Hiç okula gönderilmediğini, okuma hevesinin hep sürdüğünü aktaran Kılıç, ön lisans işletme mezunu olduğunu, Tıbbi Dokümantasyon ve Sekreterlik Önlisans Programında eğitiminin sürdüğünü dile getirdi.
Batman Bölge Devlet Hastanesine 2009 yılında yaptığı iş başvurusunun kabul edilmesi ile iş yaşamının başladığını belirten Kılıç, 6 yıl önce tanıştığı kendisi gibi bedensel engelli Cuma Kılıç ile hayatını birleştirdiğini aktardı.
"Hayat şartlarımız normal insanlardan tabii ki çok daha zor." diyen Kılıç, günlük yaşamlarını sürdürürken engellilere uygun dizayn edilmeyen alanlarda sıkıntı yaşadıklarını ifade etti.
Kılıç, tüm zorluklara rağmen yılmadığına işaret ederek, şunları kaydetti:
"Engelli arkadaşlarıma çağrımdır, kesinlikle eve kapanmak zorunda hissetmeyin kendinizi. İletişim araçlarını en verimli şekilde kullanalım, eğitim seviyemizi en üst seviyeye çıkaralım ki her işte kendimizi en iyi şekilde ifade edebilelim. Kendinizi eve hapsetmeyin, dışarıda hayat var, yaşam var. Kendinizi dışarıdaki hayata adapte edin."
Kılıç'ın eşi Cuma Kılıç da 8 Mart Dünya Kadınlar Günü'nü kutladığı eşi için sürpriz pasta kesti.
- "Azim olduğu sürece başarılmayacak şey yok"
Siirt'te 3 yaşındayken çocuk felci geçiren, sağ bacağından dolayı yüzde 40 engelli olarak yaşamını sürdüren Emire Kaya da engel tanımayan kadınlardan biri.

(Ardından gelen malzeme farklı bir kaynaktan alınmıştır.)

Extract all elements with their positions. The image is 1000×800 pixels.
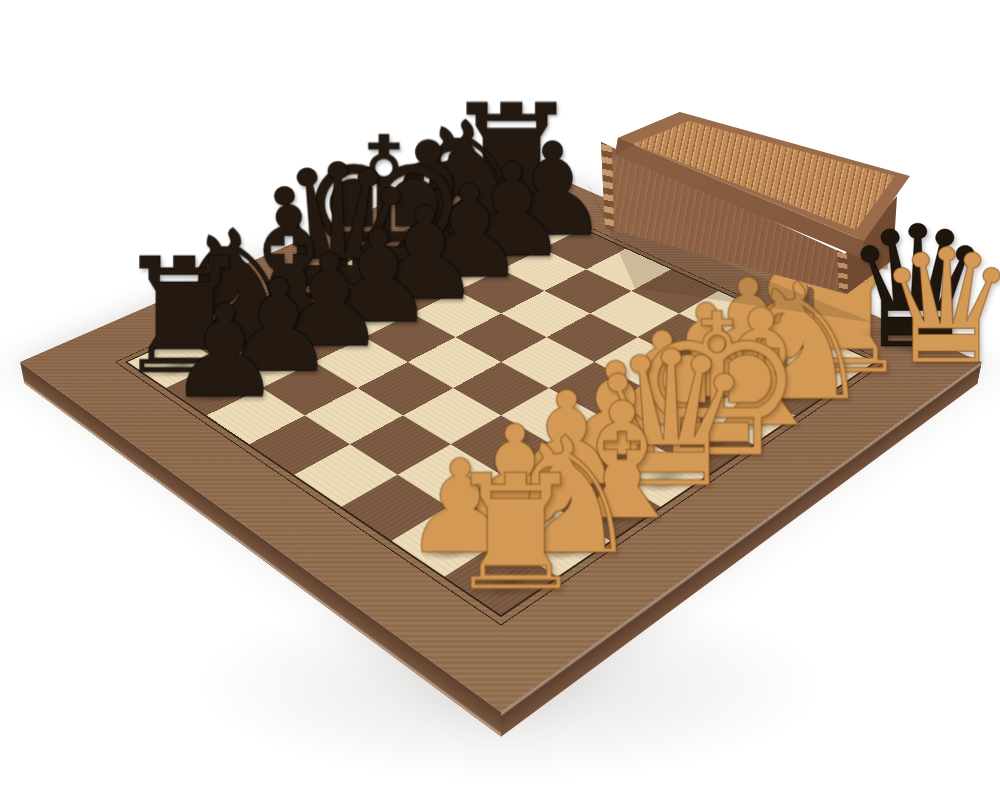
square-a1[interactable]: ♜ [445, 541, 558, 615]
scene: ♜♞♝♛♚♝♞♜♟♟♟♟♟♟♟♟♟♟♟♟♟♟♟♟♜♞♝♛♚♝♞♜ ♛ ♛ [0, 0, 1000, 800]
square-d5[interactable] [408, 337, 501, 388]
storage-box [575, 108, 965, 353]
square-a5[interactable] [249, 415, 350, 474]
rook-glyph: ♜ [444, 454, 587, 613]
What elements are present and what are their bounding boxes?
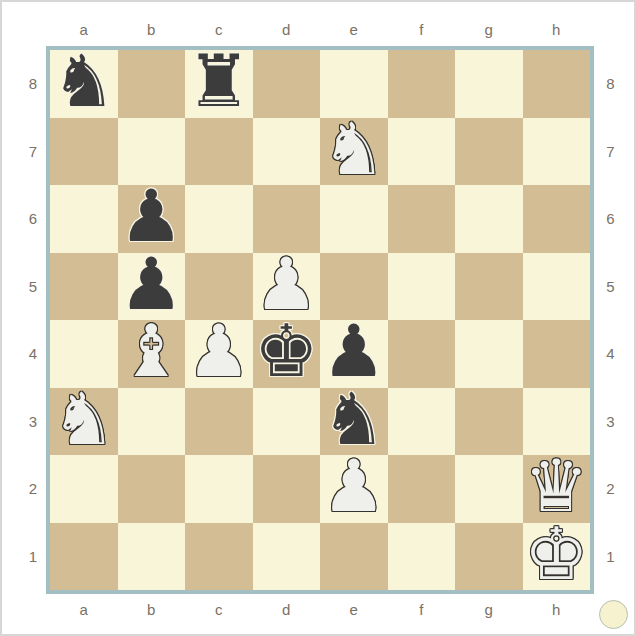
square-e1[interactable] xyxy=(320,523,388,591)
square-h4[interactable] xyxy=(523,320,591,388)
piece-black-pawn-b6[interactable]: ♟ xyxy=(119,183,184,251)
square-c8[interactable]: ♜ xyxy=(185,50,253,118)
piece-white-knight-a3[interactable]: ♞ xyxy=(51,386,116,454)
square-d8[interactable] xyxy=(253,50,321,118)
piece-white-queen-h2[interactable]: ♛ xyxy=(524,453,589,521)
chess-puzzle-page: abcdefgh 87654321 ♞♜♞♟♟♟♝♟♚♟♞♞♟♛♚ 876543… xyxy=(0,0,636,636)
file-label-g: g xyxy=(455,2,523,46)
square-g7[interactable] xyxy=(455,118,523,186)
side-to-move-indicator xyxy=(599,600,628,629)
file-label-a: a xyxy=(50,594,118,636)
square-f7[interactable] xyxy=(388,118,456,186)
square-f4[interactable] xyxy=(388,320,456,388)
rank-label-8: 8 xyxy=(2,50,46,118)
square-e7[interactable]: ♞ xyxy=(320,118,388,186)
square-g1[interactable] xyxy=(455,523,523,591)
piece-white-bishop-b4[interactable]: ♝ xyxy=(119,318,184,386)
square-d2[interactable] xyxy=(253,455,321,523)
piece-white-pawn-c4[interactable]: ♟ xyxy=(186,318,251,386)
square-a7[interactable] xyxy=(50,118,118,186)
rank-label-7: 7 xyxy=(594,118,636,186)
square-b8[interactable] xyxy=(118,50,186,118)
file-label-h: h xyxy=(523,2,591,46)
square-c2[interactable] xyxy=(185,455,253,523)
square-a6[interactable] xyxy=(50,185,118,253)
file-label-b: b xyxy=(118,594,186,636)
square-f5[interactable] xyxy=(388,253,456,321)
square-g8[interactable] xyxy=(455,50,523,118)
square-f2[interactable] xyxy=(388,455,456,523)
top-file-labels: abcdefgh xyxy=(50,2,590,46)
square-a2[interactable] xyxy=(50,455,118,523)
rank-label-3: 3 xyxy=(594,388,636,456)
rank-label-3: 3 xyxy=(2,388,46,456)
square-h6[interactable] xyxy=(523,185,591,253)
square-h7[interactable] xyxy=(523,118,591,186)
square-h5[interactable] xyxy=(523,253,591,321)
piece-black-king-d4[interactable]: ♚ xyxy=(254,318,319,386)
piece-black-knight-e3[interactable]: ♞ xyxy=(321,386,386,454)
rank-label-8: 8 xyxy=(594,50,636,118)
square-f6[interactable] xyxy=(388,185,456,253)
right-rank-labels: 87654321 xyxy=(594,50,636,590)
file-label-f: f xyxy=(388,2,456,46)
square-d7[interactable] xyxy=(253,118,321,186)
rank-label-5: 5 xyxy=(2,253,46,321)
square-g2[interactable] xyxy=(455,455,523,523)
chess-board: ♞♜♞♟♟♟♝♟♚♟♞♞♟♛♚ xyxy=(46,46,594,594)
rank-label-5: 5 xyxy=(594,253,636,321)
square-c4[interactable]: ♟ xyxy=(185,320,253,388)
square-b1[interactable] xyxy=(118,523,186,591)
square-e6[interactable] xyxy=(320,185,388,253)
rank-label-2: 2 xyxy=(594,455,636,523)
piece-black-pawn-b5[interactable]: ♟ xyxy=(119,251,184,319)
rank-label-1: 1 xyxy=(594,523,636,591)
square-b4[interactable]: ♝ xyxy=(118,320,186,388)
square-a3[interactable]: ♞ xyxy=(50,388,118,456)
file-label-g: g xyxy=(455,594,523,636)
square-h8[interactable] xyxy=(523,50,591,118)
file-label-c: c xyxy=(185,594,253,636)
square-f3[interactable] xyxy=(388,388,456,456)
square-g5[interactable] xyxy=(455,253,523,321)
rank-label-6: 6 xyxy=(594,185,636,253)
square-f1[interactable] xyxy=(388,523,456,591)
square-g3[interactable] xyxy=(455,388,523,456)
file-label-f: f xyxy=(388,594,456,636)
file-label-e: e xyxy=(320,594,388,636)
piece-white-pawn-d5[interactable]: ♟ xyxy=(254,251,319,319)
square-f8[interactable] xyxy=(388,50,456,118)
square-g6[interactable] xyxy=(455,185,523,253)
file-label-d: d xyxy=(253,2,321,46)
piece-white-king-h1[interactable]: ♚ xyxy=(524,521,589,589)
square-c1[interactable] xyxy=(185,523,253,591)
piece-black-rook-c8[interactable]: ♜ xyxy=(186,48,251,116)
rank-label-4: 4 xyxy=(594,320,636,388)
piece-white-pawn-e2[interactable]: ♟ xyxy=(321,453,386,521)
piece-white-knight-e7[interactable]: ♞ xyxy=(321,116,386,184)
square-h1[interactable]: ♚ xyxy=(523,523,591,591)
rank-label-6: 6 xyxy=(2,185,46,253)
square-c6[interactable] xyxy=(185,185,253,253)
rank-label-1: 1 xyxy=(2,523,46,591)
file-label-h: h xyxy=(523,594,591,636)
square-c3[interactable] xyxy=(185,388,253,456)
piece-black-pawn-e4[interactable]: ♟ xyxy=(321,318,386,386)
bottom-file-labels: abcdefgh xyxy=(50,594,590,636)
file-label-e: e xyxy=(320,2,388,46)
rank-label-4: 4 xyxy=(2,320,46,388)
file-label-d: d xyxy=(253,594,321,636)
square-d3[interactable] xyxy=(253,388,321,456)
square-c7[interactable] xyxy=(185,118,253,186)
rank-label-7: 7 xyxy=(2,118,46,186)
square-d1[interactable] xyxy=(253,523,321,591)
square-e2[interactable]: ♟ xyxy=(320,455,388,523)
square-a5[interactable] xyxy=(50,253,118,321)
file-label-b: b xyxy=(118,2,186,46)
square-b2[interactable] xyxy=(118,455,186,523)
rank-label-2: 2 xyxy=(2,455,46,523)
square-d4[interactable]: ♚ xyxy=(253,320,321,388)
square-a1[interactable] xyxy=(50,523,118,591)
square-b3[interactable] xyxy=(118,388,186,456)
square-g4[interactable] xyxy=(455,320,523,388)
left-rank-labels: 87654321 xyxy=(2,50,46,590)
piece-black-knight-a8[interactable]: ♞ xyxy=(51,48,116,116)
square-a8[interactable]: ♞ xyxy=(50,50,118,118)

Anadolu Üniversitesi Veteriner Sağlık Teknikeri Programından mezun olan Siirt Üniversitesi Fen Edebiyat Fakültesi Kimya Bölümü 3. sınıf öğrencisi Kaya, aynı zamanda Gıda Tarım ve Hayvancılık İl Müdürlüğünde 6 yıldır veteriner sağlık teknikeri olarak görev yapıyor.
Kaya, engelini hiçbir şeyin önünde engel olarak görmediğini belirtti.
"Engelliyim ama bu hiçbir şekilde negatif olmamı gerektirmedi. Her zaman pozitif her zaman her işin ve hayatın içindeydim." diyen Kaya, şöyle konuştu:
"Şu anda hem çalışıp hem okumak zor ama özveri ile başarılı olmak mümkün. Azim olduğu sürece başarılmayacak şey yok. Herkesin her alanda yapabileceği bir şeylerin olduğunu unutmamak gerekiyor. Ne olursa olsun hayat devam ediyor."
- "Kadın isterse bütün engeli aşar ve amacına ulaşır"
Mardin'de 16 yıl önce Türkiye Sakatlar Derneğince düzenlenen telkari kursuna katılan fiziksel engelli 40 yaşındaki Yıldız Bakı, aldığı eğitimle usta oldu.
Dernek bünyesinde hazırladığı tasarımların satışından elde ettiği gelirle aile bütçesine katkıda bulunan Bakı, 9 çocuklu bir ailenin ferdi olduğunu söyledi.
Kursla tanıştığı telkarinin mesleği haline geldiğini vurgulayan Bakı, telkarinin sabır isteyen meşakkatli bir uğraş olduğunu aktardı.
"Hem kadın hem engelli olmak zor." ifadesini kullanan Bakı, şunları kaydetti:
"Dernek sayesinde öz güvenimiz arttı. Eve para götürmenin, eve katkıda bulunmanın huzuru başka bir şey. Bu işe başladıktan sonra valimizin ve dernek başkanımızın desteğiyle çok güzel yerlere geldik. Telkari sabır isteyen bir iş. Sabır da engellilerde ve kadınlarda olduğu için çok güzel ürünler çıkarıyoruz. Bu ürünlerimizi hem Türkiye'de hem de dünyada sergileyebiliyoruz. Kadının önünde bir engel yok. Kadın isterse bütün engeli aşar ve amacına ulaşır."